Abaza-Khabl (Абаза-Хабль; Абаза Хӏабла) is a rural locality (an aul) in Grushkinskoye Rural Settlement of Adyge-Khablsky District, Russia. The population was 577 as of 2010.

==History==
The village of Abaza-Khablin was established in 1928 by settlers from the village of Elburgan. The name of the settlement originates from the Abaza language, and it can be translated as "Abaza village". In 1929, it became part of the newly formed Grushkinsky Village Council.

== Geography ==
Abaza-Khabl is located in the southwestern part of the western zone of the Adyge-Khablsky district, situated on both banks of the Maly Shcheblonok River. The village is 42 km (by road) west of the regional center, Adyge-Khabl, and 60 km northwest of the city of Cherkessk. It borders the settlements of Grushka to the east, Tapanta to the southeast, and Novo-Urupsky to the west.

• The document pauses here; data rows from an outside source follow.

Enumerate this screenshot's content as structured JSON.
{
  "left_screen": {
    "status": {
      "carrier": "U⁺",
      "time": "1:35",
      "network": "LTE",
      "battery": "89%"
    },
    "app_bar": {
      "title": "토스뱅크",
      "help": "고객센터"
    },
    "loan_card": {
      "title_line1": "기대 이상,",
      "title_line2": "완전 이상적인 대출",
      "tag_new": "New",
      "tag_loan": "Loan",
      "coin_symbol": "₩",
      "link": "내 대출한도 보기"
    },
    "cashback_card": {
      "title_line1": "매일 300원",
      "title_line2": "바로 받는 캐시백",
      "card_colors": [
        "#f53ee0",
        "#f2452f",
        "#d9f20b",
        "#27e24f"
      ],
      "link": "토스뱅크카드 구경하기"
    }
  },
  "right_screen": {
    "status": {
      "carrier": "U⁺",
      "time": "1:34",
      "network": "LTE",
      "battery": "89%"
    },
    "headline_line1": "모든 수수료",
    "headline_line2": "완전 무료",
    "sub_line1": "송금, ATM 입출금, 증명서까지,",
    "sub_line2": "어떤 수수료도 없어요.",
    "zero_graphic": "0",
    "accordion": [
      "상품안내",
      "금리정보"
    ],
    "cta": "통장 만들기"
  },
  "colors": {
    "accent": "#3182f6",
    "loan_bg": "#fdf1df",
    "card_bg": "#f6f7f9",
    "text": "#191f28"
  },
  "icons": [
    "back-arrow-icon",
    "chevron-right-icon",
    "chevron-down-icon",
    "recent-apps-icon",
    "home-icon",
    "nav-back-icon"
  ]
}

The village is located in the foothill forest-steppe zone of Dagestan and is situated on a plateau-like upland between the Urup and Big Zelenchuk rivers. The terrain is predominantly hilly with rolling plains and an average height of 644 meters above sea level. The soil cover is diverse, with pre-Caucasian and foothill chernozems and floodplain meadow soils in the floodplain.

The hydrographic network is primarily represented by the Maly Shcheblonok River and close-to-surface groundwater. The climate is moderately warm with an average annual air temperature of around +9 °C. The average July temperature is +20 °C, and the average January temperature is −2 °C, with a minimum of −32 °C and a maximum of +40 °C. The growing season lasts 210 days and the average annual rainfall is around 700 mm, mostly occurring from May to July. East and northeast winds, reaching speeds of 20–30 m/s, often dominate in winter and spring.